今思うと・・・そのツケはこの人生で必ず払わなければならないと思います。
by Baldhead1010 (2005-11-10 13:36)
仕事の都合で、しばらくの間、訪問はnice!だけにさせていただきます。
by ziziblog (2005-11-10 16:51)
★すずめさん
有難うございます。初めて一緒に飲みました。感無量でしたね。
★スペシャルエアーさん
子供の頃のことで、もう忘れていたんですが楽しかった頃のことを思い出しました。よい思い出までも忘れようとしていたのかもしれません。よかったです。
★ぱんだぞうさん
優しいことは優しかったんですが、気が弱くて泣き虫だったんですよ。広君も優しい子で本当に仲良しだつたんです。あのままだと子供の頃のいい思い出まで捨ててしまうところでした。
★Baldhead1010さん
元気のいい子はそんなもんでしょう。要するに弱かったんですね。
★ziziさん
お忙しいのに恐れ入ります。有難うございました。
by sasuke (2005-11-10 19:36)
お久しぶりです。
記事に対しては、なんて書いてよいか思いつきません。
きっと経験が無いからでしょう。
でも、仲良くなれた事は、本当に良かったと思います。
by まめ (2005-11-14 00:59)
まめさん お久し振りですね。有難うございます。後日談があるんですがとりあえずは良かったです。
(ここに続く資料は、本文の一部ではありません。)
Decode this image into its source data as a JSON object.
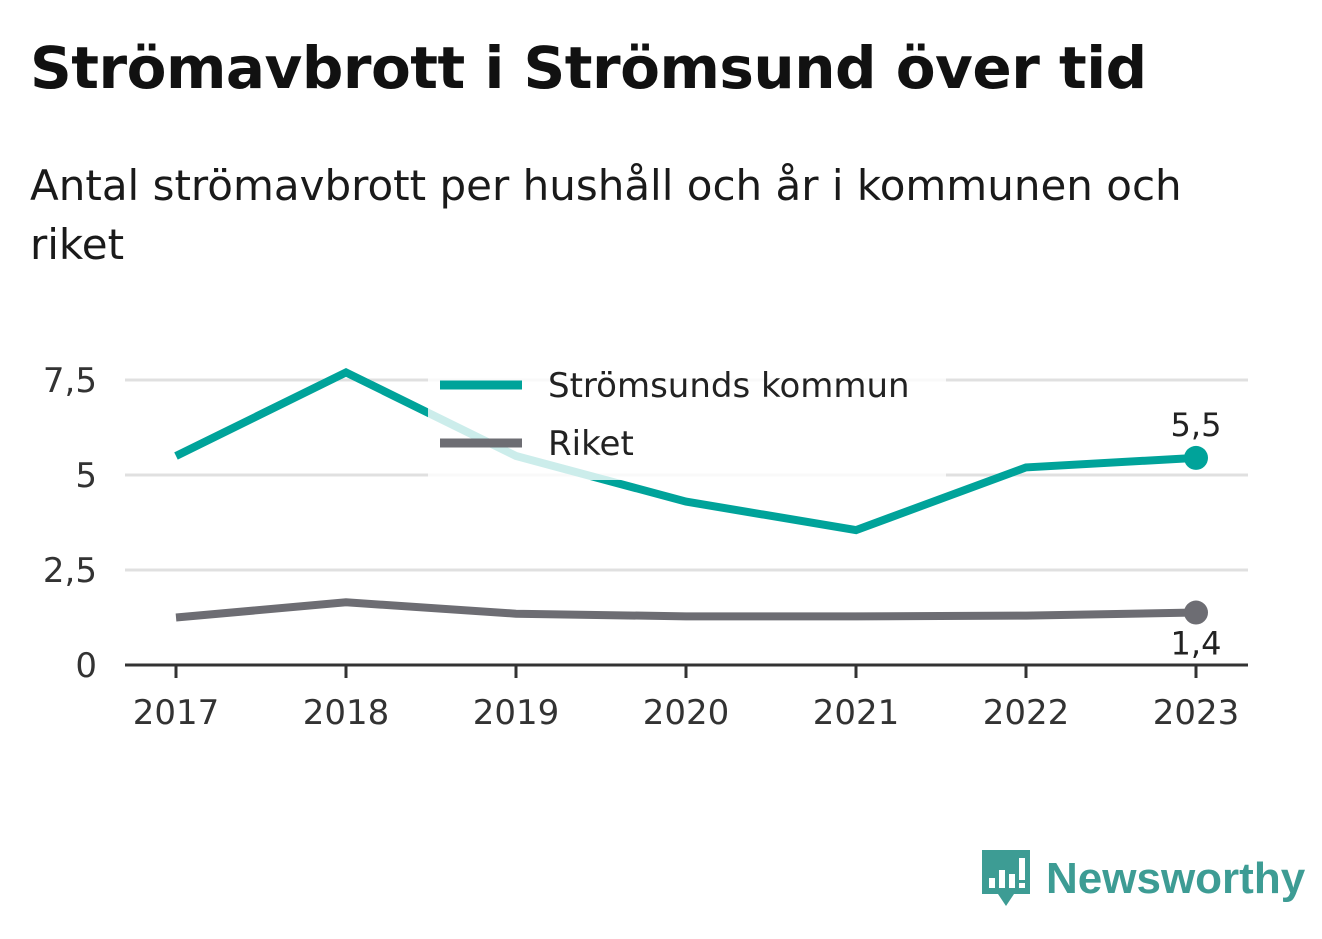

by sasuke (2005-11-14 16:18)
こんばんわ コメント遅くなりました。
久しぶりに会えた幼友達 いいですねぇ。
子供の頃の友達はいいものですねぇ。
特にいっしょに遊んだ友達は、)
sasukeさんのこういう話しはいいなぁ~。
by (2005-11-15 21:15)
Yupaさん
有難うございます。幼い頃は本当に仲良しだったのに何処かで歯車が狂ってどうしょうも無かったのに、長い時が過ぎていとも簡単に仲直りできたんです。時が全てを流してくれたんでしょうか。年をとったのか、不思議と素直に受け入れられ、穏やかな気持ちになれました。
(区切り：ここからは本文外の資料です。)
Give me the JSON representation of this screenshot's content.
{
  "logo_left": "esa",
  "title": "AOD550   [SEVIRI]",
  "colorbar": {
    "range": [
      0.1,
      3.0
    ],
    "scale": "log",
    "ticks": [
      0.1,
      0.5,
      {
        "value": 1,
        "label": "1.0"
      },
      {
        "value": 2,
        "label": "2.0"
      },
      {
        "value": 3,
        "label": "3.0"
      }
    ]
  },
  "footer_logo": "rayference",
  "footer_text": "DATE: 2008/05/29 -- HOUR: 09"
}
by sasuke (2005-11-16 12:57)
子どもの頃にありそうなお話ですね。でも、長いトンネルを抜けたような気がするお話です。
元気になれますね。ありがとうございます。
by (2005-11-26 11:36)
あらためて読ませていただきました。
私の心はsasuke さんのように清らかではないけれども、そして、このように重いものではないかもしれないけれど、やはり同じような気持ちがよみがえってきます。
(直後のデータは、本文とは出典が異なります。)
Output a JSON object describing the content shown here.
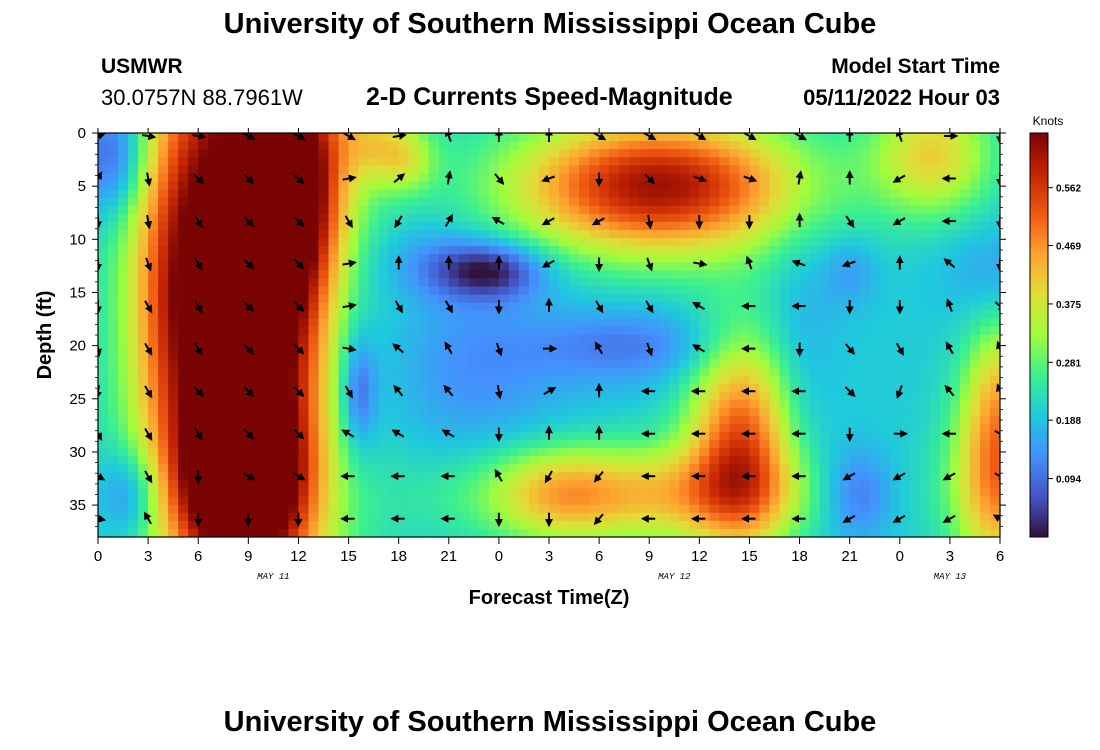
{
  "header": {
    "title": "University of Southern Mississippi Ocean Cube",
    "station": "USMWR",
    "coordinates": "30.0757N  88.7961W",
    "subtitle": "2-D Currents Speed-Magnitude",
    "model_start_label": "Model Start Time",
    "model_start_value": "05/11/2022 Hour 03"
  },
  "footer": {
    "title": "University of Southern Mississippi Ocean Cube"
  },
  "chart_data": {
    "type": "heatmap",
    "title": "2-D Currents Speed-Magnitude",
    "xlabel": "Forecast Time(Z)",
    "ylabel": "Depth (ft)",
    "x_tick_labels": [
      "0",
      "3",
      "6",
      "9",
      "12",
      "15",
      "18",
      "21",
      "0",
      "3",
      "6",
      "9",
      "12",
      "15",
      "18",
      "21",
      "0",
      "3",
      "6"
    ],
    "x_range_hours": [
      0,
      54
    ],
    "y_ticks": [
      0,
      5,
      10,
      15,
      20,
      25,
      30,
      35
    ],
    "y_range": [
      0,
      38
    ],
    "y_inverted": true,
    "date_labels": [
      {
        "text": "MAY 11",
        "hour": 10.5
      },
      {
        "text": "MAY 12",
        "hour": 34.5
      },
      {
        "text": "MAY 13",
        "hour": 51
      }
    ],
    "colorbar": {
      "label": "Knots",
      "ticks": [
        "0.562",
        "0.469",
        "0.375",
        "0.281",
        "0.188",
        "0.094"
      ],
      "tick_values": [
        0.562,
        0.469,
        0.375,
        0.281,
        0.188,
        0.094
      ],
      "range": [
        0.0,
        0.65
      ],
      "colormap": [
        "#30123b",
        "#4454c4",
        "#4490fe",
        "#1fc9dd",
        "#3cf08f",
        "#a2fc3c",
        "#e1dd37",
        "#fea331",
        "#ef5911",
        "#c22403",
        "#7a0403"
      ]
    },
    "grid": true,
    "speed_features": [
      {
        "hour": 9,
        "depth": 15,
        "sx": 3.8,
        "sy": 22,
        "value": 0.6
      },
      {
        "hour": 8.5,
        "depth": 33,
        "sx": 2.5,
        "sy": 5,
        "value": 0.35
      },
      {
        "hour": 12,
        "depth": 5,
        "sx": 1.8,
        "sy": 7,
        "value": 0.25
      },
      {
        "hour": 4.5,
        "depth": 15,
        "sx": 1.8,
        "sy": 12,
        "value": 0.15
      },
      {
        "hour": 1,
        "depth": 2,
        "sx": 1.5,
        "sy": 4,
        "value": -0.15
      },
      {
        "hour": 2,
        "depth": 34,
        "sx": 1.3,
        "sy": 3,
        "value": -0.12
      },
      {
        "hour": 14.8,
        "depth": 21,
        "sx": 1.8,
        "sy": 10,
        "value": -0.09
      },
      {
        "hour": 15.6,
        "depth": 24.5,
        "sx": 0.7,
        "sy": 3.5,
        "value": -0.12
      },
      {
        "hour": 17,
        "depth": 1,
        "sx": 1.8,
        "sy": 2.5,
        "value": 0.14
      },
      {
        "hour": 18.5,
        "depth": 3,
        "sx": 1.2,
        "sy": 2,
        "value": 0.08
      },
      {
        "hour": 23.5,
        "depth": 13,
        "sx": 2.2,
        "sy": 1.8,
        "value": -0.18
      },
      {
        "hour": 20,
        "depth": 12,
        "sx": 2.5,
        "sy": 2.5,
        "value": -0.06
      },
      {
        "hour": 22.5,
        "depth": 22,
        "sx": 4,
        "sy": 6,
        "value": -0.07
      },
      {
        "hour": 32,
        "depth": 20,
        "sx": 4,
        "sy": 2.5,
        "value": -0.09
      },
      {
        "hour": 33.5,
        "depth": 5,
        "sx": 6,
        "sy": 4.5,
        "value": 0.42
      },
      {
        "hour": 38.5,
        "depth": 29,
        "sx": 2.2,
        "sy": 7,
        "value": 0.32
      },
      {
        "hour": 32.5,
        "depth": 34,
        "sx": 7,
        "sy": 3.2,
        "value": 0.22
      },
      {
        "hour": 27.5,
        "depth": 34,
        "sx": 2.5,
        "sy": 3,
        "value": 0.1
      },
      {
        "hour": 42,
        "depth": 21,
        "sx": 1.5,
        "sy": 12,
        "value": -0.04
      },
      {
        "hour": 45.5,
        "depth": 34,
        "sx": 1.5,
        "sy": 3,
        "value": -0.12
      },
      {
        "hour": 45,
        "depth": 13,
        "sx": 1.2,
        "sy": 2.5,
        "value": -0.06
      },
      {
        "hour": 50,
        "depth": 2,
        "sx": 2.5,
        "sy": 4,
        "value": 0.2
      },
      {
        "hour": 54,
        "depth": 33,
        "sx": 2,
        "sy": 6,
        "value": 0.28
      },
      {
        "hour": 54,
        "depth": 24,
        "sx": 1.5,
        "sy": 5,
        "value": 0.15
      },
      {
        "hour": 54,
        "depth": 13,
        "sx": 2.5,
        "sy": 3,
        "value": -0.05
      }
    ],
    "speed_base": 0.2,
    "vector_grid": {
      "hours": [
        0,
        3,
        6,
        9,
        12,
        15,
        18,
        21,
        24,
        27,
        30,
        33,
        36,
        39,
        42,
        45,
        48,
        51,
        54
      ],
      "depths": [
        0,
        4,
        8,
        12,
        16,
        20,
        24,
        28,
        32,
        36
      ],
      "angles_deg": [
        [
          110,
          80,
          80,
          60,
          60,
          60,
          100,
          200,
          180,
          180,
          60,
          60,
          60,
          60,
          60,
          180,
          200,
          90,
          0
        ],
        [
          150,
          10,
          45,
          45,
          45,
          100,
          130,
          170,
          40,
          290,
          0,
          45,
          70,
          70,
          170,
          180,
          300,
          270,
          0
        ],
        [
          0,
          10,
          30,
          45,
          45,
          30,
          330,
          150,
          240,
          300,
          300,
          10,
          0,
          0,
          180,
          35,
          300,
          270,
          0
        ],
        [
          0,
          20,
          30,
          45,
          45,
          100,
          180,
          180,
          180,
          300,
          0,
          20,
          80,
          200,
          250,
          290,
          180,
          230,
          0
        ],
        [
          0,
          30,
          30,
          45,
          45,
          100,
          30,
          30,
          0,
          180,
          30,
          30,
          240,
          270,
          270,
          0,
          0,
          200,
          50
        ],
        [
          10,
          30,
          30,
          45,
          45,
          80,
          230,
          210,
          20,
          90,
          210,
          20,
          240,
          270,
          0,
          40,
          30,
          210,
          200
        ],
        [
          350,
          30,
          45,
          45,
          45,
          30,
          220,
          220,
          10,
          120,
          180,
          270,
          270,
          270,
          270,
          45,
          340,
          220,
          200
        ],
        [
          30,
          30,
          30,
          45,
          45,
          240,
          240,
          240,
          0,
          180,
          180,
          270,
          270,
          270,
          270,
          0,
          90,
          270,
          60
        ],
        [
          60,
          30,
          0,
          60,
          60,
          270,
          270,
          270,
          210,
          330,
          320,
          270,
          270,
          270,
          270,
          300,
          300,
          300,
          60
        ],
        [
          80,
          210,
          0,
          0,
          0,
          270,
          270,
          270,
          0,
          0,
          320,
          270,
          270,
          270,
          270,
          300,
          300,
          300,
          240
        ]
      ]
    }
  }
}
そして、その一つ。長い長い年月、年賀状という形で結ばれていました。小学校唯一の年賀状の友。そして、今年もっと近づけたのに、彼がその道を開いてくれたのに、私はなぜか彼を遠ざけようとしている。それはなぜだか分からない。そうする自分が分からない。でも、確かに遠ざけようとしている自分がいる! 悔しいほど醜い自分がいます。
by ziziblog (2005-12-01 10:48)
ziziさん あらためて読んで頂き心より感謝致します。実はあまり長くなるので一区切りをつけましたが、この後があり今も自責の念にかられるひどいことをしてしまったのです。もうわだかまりは無かったのに私の方から遠ざけてしまい、その数年後に広君は独り淋しく死んでしまいました。一時は幼い頃の思い出とか話ができても、現在の立場とか境遇とか、住むところが違ってきていて共通する話題もなく結局は疎遠になってしまいました。年賀状の一枚でも書いて慰め励ましてやればよかったと悔いています。ziziさん醜いなどと言わないで下さい。私も同じことだったんですよ。